On July 6, 2012, Customs and Border Protection announced that it would close nine border patrol stations throughout the country – Lubbock, Amarillo, Dallas, San Antonio, Abilene, and San Angelo, Texas; Billings, Montana; Twin Falls, Idaho; and Riverside, California. A CBP spokesman claimed it was being done to more effectively use its personnel.

On October 4, 2012, ICE refused to act after LAPD Chief Charlie Beck announced a plan to circumvent federal law and ignore ICE detainers for illegal aliens apprehended for certain crimes, releasing them back onto the streets instead of transferring them to federal custody.

On December 21, 2012 – the Friday before Christmas – ICE Director Morton issued a memo stating that ICE agents can no longer detain illegal aliens if the only violation of the law is being in the country illegally. ICE agents can now detain only those who have committed a crime independent of their illegal status.

On January 3, 2013, USCIS issued its final rule allowing illegal aliens to circumvent federal law and remain in the country if they show that being separated from their U.S. citizen spouse or parent would cause “extreme hardship.” During a stakeholder call, USCIS Director Alejandro Mayorkas emphasizes that USCIS will consider granting the same waiver to illegal alien relatives of green card holders and clarifies that even illegal aliens who had been in deportation proceedings but had their case administrative closed are eligible for these waivers.

On February 14, 2013, USCIS released DACA statistics showing that the administration had, to that point, granted deferred action to 199,460 illegal aliens.
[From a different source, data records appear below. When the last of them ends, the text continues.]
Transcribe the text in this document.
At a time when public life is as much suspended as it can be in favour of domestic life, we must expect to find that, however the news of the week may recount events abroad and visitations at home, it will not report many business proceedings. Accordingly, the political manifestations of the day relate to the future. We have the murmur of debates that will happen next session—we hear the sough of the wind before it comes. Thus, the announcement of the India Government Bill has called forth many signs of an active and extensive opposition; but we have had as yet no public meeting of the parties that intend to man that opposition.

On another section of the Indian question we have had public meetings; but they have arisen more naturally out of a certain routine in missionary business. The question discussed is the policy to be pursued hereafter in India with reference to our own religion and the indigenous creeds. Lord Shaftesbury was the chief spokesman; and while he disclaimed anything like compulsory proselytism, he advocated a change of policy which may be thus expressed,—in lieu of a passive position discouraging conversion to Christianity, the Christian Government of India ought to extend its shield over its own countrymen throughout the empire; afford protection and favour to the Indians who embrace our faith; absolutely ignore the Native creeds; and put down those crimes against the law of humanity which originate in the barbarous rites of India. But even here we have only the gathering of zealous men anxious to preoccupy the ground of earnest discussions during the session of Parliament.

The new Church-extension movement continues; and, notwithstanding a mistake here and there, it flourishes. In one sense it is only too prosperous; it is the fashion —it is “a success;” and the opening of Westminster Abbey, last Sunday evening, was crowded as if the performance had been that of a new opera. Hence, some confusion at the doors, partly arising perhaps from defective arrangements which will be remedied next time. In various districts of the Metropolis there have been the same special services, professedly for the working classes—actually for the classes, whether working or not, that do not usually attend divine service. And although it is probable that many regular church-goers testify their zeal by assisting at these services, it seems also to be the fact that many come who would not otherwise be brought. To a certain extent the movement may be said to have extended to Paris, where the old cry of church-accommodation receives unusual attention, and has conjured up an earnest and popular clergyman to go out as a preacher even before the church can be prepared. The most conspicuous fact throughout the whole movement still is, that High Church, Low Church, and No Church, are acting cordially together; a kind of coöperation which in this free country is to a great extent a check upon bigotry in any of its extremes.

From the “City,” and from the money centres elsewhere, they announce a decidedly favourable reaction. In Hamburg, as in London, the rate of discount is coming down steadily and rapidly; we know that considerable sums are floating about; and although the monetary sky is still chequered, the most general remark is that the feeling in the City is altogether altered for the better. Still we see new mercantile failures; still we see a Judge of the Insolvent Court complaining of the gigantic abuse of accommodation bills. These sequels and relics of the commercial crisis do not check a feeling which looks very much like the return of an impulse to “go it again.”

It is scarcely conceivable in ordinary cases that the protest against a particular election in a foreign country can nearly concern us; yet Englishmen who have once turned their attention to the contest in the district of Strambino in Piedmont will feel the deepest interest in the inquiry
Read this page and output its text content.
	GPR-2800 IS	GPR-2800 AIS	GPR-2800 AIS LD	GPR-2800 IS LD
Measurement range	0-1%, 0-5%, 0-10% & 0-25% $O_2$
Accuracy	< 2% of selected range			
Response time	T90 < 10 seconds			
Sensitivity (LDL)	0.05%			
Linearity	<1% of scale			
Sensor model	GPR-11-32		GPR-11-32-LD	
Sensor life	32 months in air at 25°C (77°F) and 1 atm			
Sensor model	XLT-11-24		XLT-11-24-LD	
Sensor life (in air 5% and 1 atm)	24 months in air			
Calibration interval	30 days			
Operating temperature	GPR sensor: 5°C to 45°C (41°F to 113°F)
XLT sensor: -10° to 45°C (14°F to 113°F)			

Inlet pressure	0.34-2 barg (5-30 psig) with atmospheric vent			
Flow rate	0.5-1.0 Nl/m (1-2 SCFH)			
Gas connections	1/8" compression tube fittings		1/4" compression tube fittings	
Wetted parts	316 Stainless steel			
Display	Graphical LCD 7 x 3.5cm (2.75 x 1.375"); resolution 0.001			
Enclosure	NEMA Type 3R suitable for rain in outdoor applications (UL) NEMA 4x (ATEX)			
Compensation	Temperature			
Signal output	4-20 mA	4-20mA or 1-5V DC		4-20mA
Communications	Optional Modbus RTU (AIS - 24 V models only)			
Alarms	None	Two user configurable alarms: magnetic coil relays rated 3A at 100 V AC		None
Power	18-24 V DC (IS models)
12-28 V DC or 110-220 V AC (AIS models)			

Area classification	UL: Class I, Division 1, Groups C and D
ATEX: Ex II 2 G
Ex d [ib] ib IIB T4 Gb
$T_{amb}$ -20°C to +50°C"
On February 26, 2013, the GAO released a report that DHS had no official metrics to determine whether the border is secure and had no plans to adopt any such metrics until late 2013. Since 2004, DHS had used “operational control” as a metric. However, through the lens of this metric, it was clear that the border was far from secure – at the end of fiscal year 2010, DHS reported it had operational control over only 13 percent of the 8,607 mile northern, southwestern and coastal border, and only 44 percent operational control of the southwestern border.

In late February 2013, after news leaked through several sources, ICE confirmed that they had been releasing illegal aliens in federal custody due to the sequester. According to the Associated Press, more 2,000 had been released before the sequester even took effect and the administration planned to release 3,000 more. On March 14, 2013, ICE Director Morton admitted that the administration released 2,228 illegal aliens, contradicting earlier statements by DHS officials who claimed the number to be in the hundreds. More than 600 of the released illegal aliens had a criminal record.

On March 21, 2013, the New York Times reported that administration officials admitted that they delayed producing a border security metric for fear that the results would present an obstacle to an amnesty bill.

On April 10, 2013, DHS officials testified before Congress that illegal border crossings had increased.

On April 23, 2013, the U.S. District Court for the Northern District of Texas, in the ICE agents lawsuit against Secretary Napolitano, Director Morton and Director Mayorkas, affirmed that Congress has the plenary power to set immigration law and that the administration’s prosecutorial discretion and DACA directives violate federal law.